2. Execution information for each job:
Select jobs to execute... Execute 1 jobs... [Wed Feb 21 16:29:40 2024] localrule loadData: output: fasta/P01308.fasta log: logs/P01308_wget.stdout, logs/P01308_wget.stderr jobid: 2 reason: Missing output files: fasta/P01308.fasta wildcards: sample=P01308 resources: tmpdir=/var/tmp/pbs.747800.pbsserver [Wed Feb 21 16:29:42 2024] Finished job 2. 1 of 5 steps (20%) done
You’ll have a block of information, like this one, printed for each job Snakemake executes.

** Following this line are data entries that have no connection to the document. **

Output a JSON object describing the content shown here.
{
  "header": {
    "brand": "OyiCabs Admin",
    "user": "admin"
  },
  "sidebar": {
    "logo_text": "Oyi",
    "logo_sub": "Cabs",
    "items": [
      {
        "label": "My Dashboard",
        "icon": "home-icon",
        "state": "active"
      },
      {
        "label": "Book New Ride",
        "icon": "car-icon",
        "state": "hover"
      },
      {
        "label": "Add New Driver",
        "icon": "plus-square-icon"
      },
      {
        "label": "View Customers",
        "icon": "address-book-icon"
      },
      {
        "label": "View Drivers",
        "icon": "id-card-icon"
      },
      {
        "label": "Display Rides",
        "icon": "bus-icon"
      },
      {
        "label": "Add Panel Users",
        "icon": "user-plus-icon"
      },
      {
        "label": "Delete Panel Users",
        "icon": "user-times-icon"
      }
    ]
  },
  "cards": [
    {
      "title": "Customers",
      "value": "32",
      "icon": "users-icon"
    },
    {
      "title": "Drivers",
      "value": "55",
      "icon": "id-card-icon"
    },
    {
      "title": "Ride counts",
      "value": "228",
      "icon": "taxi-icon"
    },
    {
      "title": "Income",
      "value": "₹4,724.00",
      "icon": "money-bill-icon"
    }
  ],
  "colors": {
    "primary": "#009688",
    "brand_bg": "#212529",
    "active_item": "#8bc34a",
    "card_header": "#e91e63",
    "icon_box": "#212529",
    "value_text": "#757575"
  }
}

In this case, it executes one job at a time (Execute 1 jobs...
). The log above is for job with id 2 (jobid: 2
). Snakemake tells you when it was executed and when it finished running. It also tells you rather explicitly why it was run: Missing output files: fasta/P01308.fasta
.
3. The end:
5 of 5 steps (100%) done Complete log: .snakemake/log/2024-02-21T162939.800585.snakemake.log
Throughout the log, Snakemake will give you an idea of the pipeline progression. At the end, it will tell you if everything was run correctly and indicate where you’ll be able to retrieve the file corresponding to the log that is printed on your screen.
About the .snakemake folder
.snakemake
? What are you talking about?
.snakemake
is a hidden folder in your working directory:
john.doe@node06:/data/work/I2BC/john.doe/snakemake_tutorial/snakemake_examples/exercise0$ ls -a
. .. .snakemake Snakefile fasta fusionFasta logs mafft readme_runSnake.txt
This folder is where Snakemake saves all the information on the various runs. It’s not really necessary to understand how Snakemake organises the information but just know that Snakemake stores everything efficiently and this is beneficial when you have to find out why your job ends in an error for example, or if you want to generate a summary report on your pipeline’s execution.